Pour Hervé Guyomard, de l’Inra, la hausse des prix des matières premières agricoles devrait se maintenir dans les dix années à venir car la demande alimentaire va continuer à progresser. Et tant que les mesures politiques de soutien seront maintenues, les besoins en biocarburants s’accentueront également. Pour l’économiste, répondre à ces besoins constitue un défi difficile, mais surmontable. A condition, entre autres, que des investissements aient lieu.
Si les prix des matières premières agricoles grimpent depuis plus d’un an, c’est parce qu’un déséquilibre entre l’offre et la demande s’est créé. Pour Hervé Guyomard, son origine est multifactorielle. Côté demande, la croissance économique mondiale soutenue, particulièrement dans les pays émergents très peuplés, pousse à consommer davantage de produits laitiers et carnés, augmentant les besoins en aliments du bétail. Et les biocarburants constituent un deuxième appel d’air. « C’est aux Etats-Unis que leur développement est important,précise le spécialiste. Ce qui accroît les besoins en maïs pour la fabrication d’éthanol, donc le prix de la céréale. Les substitutions entre les différentes graines conduisent ensuite, en quelque sorte par contagion, à une généralisation de la hausse à l’ensemble des grandes cultures ».
Une demande en biocarburants très « politique »
L’Union européenne se trouve dans une situation différente, car le développement des biocarburants y reste modeste. Mais il a tout de même un impact car « il a pris place dans un contexte de déséquilibre entre offre et demande auquel il a contribué », observe Hervé Guyomard. Mais attention : la demande mondiale en biocarburants demeure fragile car elle repose pour une large part sur des choix politiques. Si le coût des mesures que prennent en charge les consommateurs et les contribuables vient à dépasser les bénéfices privés et publics retirés de ces politiques, le vent peut tourner, juge le spécialiste. Dans ce contexte, la spéculation tant décriée n’est qu’un facteur amplificateur.
Compte tenu des perspectives de croissance économique mondiale, Hervé Guyomard estime que la demande mondiale va rester forte à moyen terme. Donc, « les prix agricoles mondiaux devraient rester élevés sur les dix prochaines années », prévoit-il. Et compte tenu de l’inélasticité de cette demande, « une caractéristique majeure des prix agricoles demain sera, outre leur niveau moyen élevé, leur forte variabilité », ajoute-t-il.
Nourrir la planète : un défi surmontable
Ce pronostic s’appuie également sur une offre en retrait par rapport à la demande. « Le défi à relever sur les prochaines décennies est double : satisfaire une demande alimentaire à la hausse, dans le cadre de pratiques, de techniques et de systèmes plus respectueux des ressources naturelles et de l’environnement », estime le chercheur. Un défi « de taille » mais « pas insurmontable », si des investissements substantiels ont lieu dans la recherche ou les infrastructures, tant au niveau de la production, du stockage, du transport que de la mise en marché ou de la protection des ressources.
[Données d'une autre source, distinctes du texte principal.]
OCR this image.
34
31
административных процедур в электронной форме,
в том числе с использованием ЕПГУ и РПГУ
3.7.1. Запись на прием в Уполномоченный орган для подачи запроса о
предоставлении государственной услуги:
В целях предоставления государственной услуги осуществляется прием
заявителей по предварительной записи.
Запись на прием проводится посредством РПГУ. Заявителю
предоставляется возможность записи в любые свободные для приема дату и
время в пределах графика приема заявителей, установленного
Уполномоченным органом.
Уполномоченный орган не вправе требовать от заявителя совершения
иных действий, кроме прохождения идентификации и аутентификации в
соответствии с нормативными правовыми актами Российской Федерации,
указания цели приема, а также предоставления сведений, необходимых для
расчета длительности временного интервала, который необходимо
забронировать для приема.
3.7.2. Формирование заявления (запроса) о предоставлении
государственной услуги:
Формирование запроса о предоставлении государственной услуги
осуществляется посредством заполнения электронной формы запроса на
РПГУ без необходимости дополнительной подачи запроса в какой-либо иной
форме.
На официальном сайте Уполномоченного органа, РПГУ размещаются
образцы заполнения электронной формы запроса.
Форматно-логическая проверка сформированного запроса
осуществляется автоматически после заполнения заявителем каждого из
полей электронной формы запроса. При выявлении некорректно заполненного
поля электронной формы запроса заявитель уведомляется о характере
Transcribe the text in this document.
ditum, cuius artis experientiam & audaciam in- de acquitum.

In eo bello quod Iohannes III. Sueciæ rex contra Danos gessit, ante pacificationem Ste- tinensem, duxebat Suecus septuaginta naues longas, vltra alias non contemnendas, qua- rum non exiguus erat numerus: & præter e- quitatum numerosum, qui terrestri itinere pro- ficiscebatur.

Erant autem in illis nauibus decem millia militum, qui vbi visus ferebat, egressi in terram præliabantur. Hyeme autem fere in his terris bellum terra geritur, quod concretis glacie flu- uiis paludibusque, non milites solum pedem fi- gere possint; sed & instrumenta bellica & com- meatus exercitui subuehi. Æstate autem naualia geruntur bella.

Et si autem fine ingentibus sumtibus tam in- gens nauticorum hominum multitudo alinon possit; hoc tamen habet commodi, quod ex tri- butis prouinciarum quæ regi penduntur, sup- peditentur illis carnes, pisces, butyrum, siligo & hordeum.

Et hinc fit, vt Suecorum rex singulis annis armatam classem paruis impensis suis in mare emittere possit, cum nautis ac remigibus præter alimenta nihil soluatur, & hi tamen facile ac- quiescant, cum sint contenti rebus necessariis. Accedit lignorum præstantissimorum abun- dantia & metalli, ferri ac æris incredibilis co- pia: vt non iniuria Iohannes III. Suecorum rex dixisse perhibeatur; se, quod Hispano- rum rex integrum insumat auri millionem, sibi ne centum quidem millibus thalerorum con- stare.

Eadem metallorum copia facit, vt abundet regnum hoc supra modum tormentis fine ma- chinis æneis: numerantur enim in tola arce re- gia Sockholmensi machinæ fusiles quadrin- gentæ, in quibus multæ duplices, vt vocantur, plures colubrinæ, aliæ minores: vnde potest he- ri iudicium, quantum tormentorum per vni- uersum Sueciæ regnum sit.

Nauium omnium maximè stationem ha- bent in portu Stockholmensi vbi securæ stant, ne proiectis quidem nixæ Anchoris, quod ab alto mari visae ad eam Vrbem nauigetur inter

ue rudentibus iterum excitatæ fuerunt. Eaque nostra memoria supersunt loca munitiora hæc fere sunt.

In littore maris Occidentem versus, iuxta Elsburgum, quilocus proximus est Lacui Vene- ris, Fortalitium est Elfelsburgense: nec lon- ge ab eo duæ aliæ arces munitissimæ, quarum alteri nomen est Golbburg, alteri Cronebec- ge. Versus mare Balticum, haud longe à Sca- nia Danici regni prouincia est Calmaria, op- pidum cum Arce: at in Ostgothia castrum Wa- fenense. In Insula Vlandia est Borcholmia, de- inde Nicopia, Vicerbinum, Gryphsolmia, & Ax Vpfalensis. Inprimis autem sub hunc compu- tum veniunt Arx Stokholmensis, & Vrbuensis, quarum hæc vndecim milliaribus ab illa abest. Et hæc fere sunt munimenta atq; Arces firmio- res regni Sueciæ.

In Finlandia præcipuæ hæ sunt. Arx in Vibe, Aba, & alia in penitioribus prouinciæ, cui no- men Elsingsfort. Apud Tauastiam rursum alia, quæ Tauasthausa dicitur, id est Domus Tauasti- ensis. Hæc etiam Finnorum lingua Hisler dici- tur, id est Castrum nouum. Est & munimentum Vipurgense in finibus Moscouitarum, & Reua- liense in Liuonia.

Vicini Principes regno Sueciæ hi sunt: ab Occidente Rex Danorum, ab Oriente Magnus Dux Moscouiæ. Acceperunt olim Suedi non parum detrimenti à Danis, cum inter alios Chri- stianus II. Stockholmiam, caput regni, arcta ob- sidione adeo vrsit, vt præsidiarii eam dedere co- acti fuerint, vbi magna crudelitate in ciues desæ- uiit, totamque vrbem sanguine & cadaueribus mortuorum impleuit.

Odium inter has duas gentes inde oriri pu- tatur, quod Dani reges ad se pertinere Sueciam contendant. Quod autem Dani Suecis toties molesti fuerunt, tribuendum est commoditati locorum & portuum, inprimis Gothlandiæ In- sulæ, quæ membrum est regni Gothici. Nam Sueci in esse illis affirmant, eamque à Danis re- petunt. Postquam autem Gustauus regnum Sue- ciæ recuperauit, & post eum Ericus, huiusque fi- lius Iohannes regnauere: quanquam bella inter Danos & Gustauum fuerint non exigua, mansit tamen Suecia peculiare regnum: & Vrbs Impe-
Ce qui manque depuis plusieurs années. « Il est clair que la tendance ne pourra s’inverser sans une volonté politique forte généralisée à l’ensemble de la planète », indique Hervé Guyomard.
Ne pas se focaliser sur les politiques commerciales
L’OMC n’est pas aujourd’hui porteuse de solutions : « Les négociations agricoles du cycle de Doha focalisées à l’excès sur les politiques commerciales et le découplage des mesures de soutien interne ne résoudront que marginalement les problèmes de la pauvreté, de la fluctuation des cours mondiaux, ou ceux liés aux enjeux environnementaux globaux », estime le chercheur. Quant à la politique agricole commune, la proposition faite par Bruxelles sur sa révision va dans le bon sens, selon lui, et elle formule explicitement, pour la première fois, l’importance de la lutte contre le changement climatique, de la protection de la biodiversité ou de la gestion de la ressource en eau. « Mais il ne s’agit ici que de préoccupations affichées sans propositions de mesures concrètes à même de relever les défis et de satisfaire des objectifs par ailleurs non formulés », remarque-t-il.
Du temps pour que les pays en développement en profitent
Pour que cette hausse des prix très forte et très rapide profite aux pays en développement, « il va falloir du temps », estime Hervé Guyomard. Il faudra également investir et mettre en place des dispositifs permettant de faire face à la volatilité des cours. Pour l’économiste, il faut de toute façon penser plus large que l’agriculture : « Des politiques agricoles même adaptées, ce qui n’est pas le cas aujourd’hui, ne suffiront pas à résoudre les problèmes d’accès à la nourriture des plus pauvres ». Car le chercheur souligne qu’une large partie de la population qui souffre de la faim ou de la pauvreté n’est pas forcément composée d’agriculteurs.